Il s’agissait d’une visite privée à Paris. Pourtant, Cheick Modibo Diarra, le Premier ministre malien, a, du 14 au 16 juin, enchaîné les rendez-vous officiels. Première escale, le Pullman-Montparnasse, où il a rencontré Dioncounda Traoré, le président de transition, qui, peu de temps auparavant, avait reçu Laurent Fabius, le ministre français des Affaires étrangères. « Ils s’appellent tous les jours, mais rien ne vaut un tête-à-tête », confie un membre de la délégation du Premier ministre. Le retour de Traoré à Bamako a-t-il été évoqué ? « Bien sûr, mais le président attend le feu vert de ses médecins. »

Option militaire

Le lendemain, Diarra a rencontré Fabius au Quai d’Orsay, puis Hélène Le Gal, la « Madame Afrique » de l’Élysée, qui s’est déplacée à l’hôtel de Crillon. Son objectif ? Obtenir le soutien de la France au Conseil de sécurité des Nations unies. Le Mali compte en effet présenter une demande de résolution en s’appuyant sur le chapitre 7 de la Charte, qui autorise l’usage de la force pour protéger les populations et recouvrer l’intégrité d’un territoire.

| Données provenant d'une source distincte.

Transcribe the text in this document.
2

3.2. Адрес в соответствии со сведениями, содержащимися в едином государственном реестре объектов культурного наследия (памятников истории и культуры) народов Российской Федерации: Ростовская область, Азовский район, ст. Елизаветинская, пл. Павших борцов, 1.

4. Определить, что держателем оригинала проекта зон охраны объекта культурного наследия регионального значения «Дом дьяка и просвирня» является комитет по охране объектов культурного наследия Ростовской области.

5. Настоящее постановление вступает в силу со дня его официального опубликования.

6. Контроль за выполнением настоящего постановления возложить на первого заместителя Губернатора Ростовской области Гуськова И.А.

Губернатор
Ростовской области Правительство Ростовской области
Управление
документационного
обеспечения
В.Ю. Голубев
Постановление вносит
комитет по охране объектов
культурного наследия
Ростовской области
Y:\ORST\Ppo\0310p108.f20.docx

L’option militaire se précisant, le Premier ministre s’efforce de s’assurer le plus grand nombre possible de soutiens, surtout au Sahel. Le 13 juin, il était à Alger pour rencontrer Abdelaziz Bouteflika. « Nous ferons tout pour vous aider », lui a répondu celui-ci, ce qui laisse augurer une assistance militaire. L’armée algérienne est la mieux équipée et la plus performante de la région.